African Union baton passes on from Rwanda to Egypt

Published February 11, 2019
Addis Ababa (Ethiopia): Egyptian President Abdel Fattah al-Sisi (second right) receives the chairmanship of the African Union from Rwandan President Paul Kagame (centre) on Sunday.—Reuters
Addis Ababa (Ethiopia): Egyptian President Abdel Fattah al-Sisi (second right) receives the chairmanship of the African Union from Rwandan President Paul Kagame (centre) on Sunday.—Reuters

ADDIS ABABA: Rwandan President Paul Kagame, who led an active, reformist tenure as African Union chair, on Sunday passed the baton to Egypt, seen as more likely to focus on security issues than expanding the body’s powers.

Egyptian President Abdel Fattah al-Sisi officially took over the rotating post of ceremonial head of the AU at the start of a two-day summit in Addis Ababa. The meeting highlighted the “links between the Mediterranean and Lake Victoria”, as a metaphor for sub-Saharan Africa.

“Egypt has an interest in Africa, they want to strengthen their position on the African continent and they don’t want to be seen as a country only focused on the Arab world,” said Liesl Louw-Vaudran, an analyst at the Institute for Security Studies.

Kagame’s leadership of the AU focused on institutional and administrative reforms. Sisi however is expected to focus more on security, peacekeeping and post-war reconstruction, issues closely tied to the AU’s 2019 theme of “Refugees, Returnees and Internally Displaced Persons”.

“The road is still long” in terms of reaching the AU’s goal of “silencing the guns” by 2020, Sisi told delegates on Sunday. He announced he would hold a “forum for peace and development” in the town of Aswan, southern Egypt, in 2019.

United Nations Secretary-General Antonio Guterres said on Saturday that peaceful elections in DR Congo, Mali and Madagascar, peace deals in South Sudan and Central African Republic and the truce between Ethiopia and Eritrea, were however signs of a “wind of hope” on the continent.

Guterres also hailed the solidarity shown in Africa, where countries house nearly a third of refugees and displaced people in the world. “Despite the continent’s own social, economic and security challenges, Africa’s governments and people have kept borders, doors and hearts open to millions in need,” he said. “Unfortunately, this example has not been followed everywhere.”
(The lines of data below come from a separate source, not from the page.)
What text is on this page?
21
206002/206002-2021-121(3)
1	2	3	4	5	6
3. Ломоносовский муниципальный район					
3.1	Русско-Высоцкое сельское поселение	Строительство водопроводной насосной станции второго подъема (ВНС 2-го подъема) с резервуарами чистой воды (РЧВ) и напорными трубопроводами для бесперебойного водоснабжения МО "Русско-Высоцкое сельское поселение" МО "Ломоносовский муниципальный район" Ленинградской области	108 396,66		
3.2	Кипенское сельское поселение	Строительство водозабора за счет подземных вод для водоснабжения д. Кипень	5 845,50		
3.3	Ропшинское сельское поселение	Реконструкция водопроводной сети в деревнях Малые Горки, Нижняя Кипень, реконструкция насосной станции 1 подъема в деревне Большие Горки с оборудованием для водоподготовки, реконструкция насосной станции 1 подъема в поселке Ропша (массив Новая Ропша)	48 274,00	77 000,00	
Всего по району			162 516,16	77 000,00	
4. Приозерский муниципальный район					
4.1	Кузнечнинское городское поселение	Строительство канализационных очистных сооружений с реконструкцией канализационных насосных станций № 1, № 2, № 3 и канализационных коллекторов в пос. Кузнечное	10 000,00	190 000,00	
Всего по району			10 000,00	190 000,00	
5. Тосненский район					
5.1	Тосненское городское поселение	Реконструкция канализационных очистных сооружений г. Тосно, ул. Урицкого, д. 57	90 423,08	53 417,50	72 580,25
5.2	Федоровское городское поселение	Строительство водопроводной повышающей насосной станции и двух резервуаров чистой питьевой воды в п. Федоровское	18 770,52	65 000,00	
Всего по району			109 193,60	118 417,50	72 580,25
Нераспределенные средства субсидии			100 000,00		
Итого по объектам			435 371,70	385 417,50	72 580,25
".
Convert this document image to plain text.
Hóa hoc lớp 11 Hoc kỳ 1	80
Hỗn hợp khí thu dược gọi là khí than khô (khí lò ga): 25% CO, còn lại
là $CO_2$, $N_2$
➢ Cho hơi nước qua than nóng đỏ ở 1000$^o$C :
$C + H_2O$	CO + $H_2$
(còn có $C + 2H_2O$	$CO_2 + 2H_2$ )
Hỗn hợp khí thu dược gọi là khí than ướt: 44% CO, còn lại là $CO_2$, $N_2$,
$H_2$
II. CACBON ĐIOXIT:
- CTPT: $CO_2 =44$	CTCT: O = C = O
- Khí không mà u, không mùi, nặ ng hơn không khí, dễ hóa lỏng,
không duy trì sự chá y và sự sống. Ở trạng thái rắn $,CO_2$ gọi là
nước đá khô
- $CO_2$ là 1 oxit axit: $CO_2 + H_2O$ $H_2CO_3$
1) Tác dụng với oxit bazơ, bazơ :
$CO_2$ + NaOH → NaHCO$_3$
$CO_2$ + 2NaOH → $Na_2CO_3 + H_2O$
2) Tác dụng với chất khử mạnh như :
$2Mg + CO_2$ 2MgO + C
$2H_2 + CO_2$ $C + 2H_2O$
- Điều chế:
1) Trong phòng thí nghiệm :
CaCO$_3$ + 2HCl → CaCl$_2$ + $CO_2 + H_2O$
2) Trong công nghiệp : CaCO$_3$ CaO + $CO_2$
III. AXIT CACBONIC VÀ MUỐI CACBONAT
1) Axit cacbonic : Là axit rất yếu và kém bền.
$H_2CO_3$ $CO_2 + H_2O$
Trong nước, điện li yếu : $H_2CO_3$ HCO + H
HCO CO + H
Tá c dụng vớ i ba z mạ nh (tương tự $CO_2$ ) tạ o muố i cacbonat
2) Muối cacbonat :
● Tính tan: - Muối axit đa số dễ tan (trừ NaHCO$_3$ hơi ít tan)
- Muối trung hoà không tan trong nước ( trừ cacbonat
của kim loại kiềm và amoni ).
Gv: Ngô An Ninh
The chairmanship of the AU rotates between the five regions of the continent, and South Africa will take over from Egypt next year.

Kagame, who has been leading institutional reforms since 2016, pushed for a continent-wide import tax to fund the AU and reduce its dependence on external donors, who still pay for more than half the institution’s annual budget.

But member states have resisted both this and moves to strengthen the powers of the AU Commission, its executive organ. In November 2018, most states rejected a proposal to give the head of the AU Commission the power to name deputies and commissioners.

Egypt, like fellow regional heavyweights Nigeria and South Africa, is not keen on a powerful AU, said one African diplomat.

Cairo has “never forgotten” its suspension in 2013 after Egypt’s army deposed Islamist president Mohamed Morsi, who had in 2012 became the country’s first democratically elected president, the diplomat said.

Amnesty International expressed fears that Egypt’s chairmanship could undermine human rights in the AU. “During his time in power President Abdel Fattah al-Sisi has demonstrated a shocking contempt for human rights,” said Najia Bounaim, Amnesty’s North Africa Campaigns Director. “Under his leadership the country has undergone a catastrophic decline in rights and freedoms,” she added.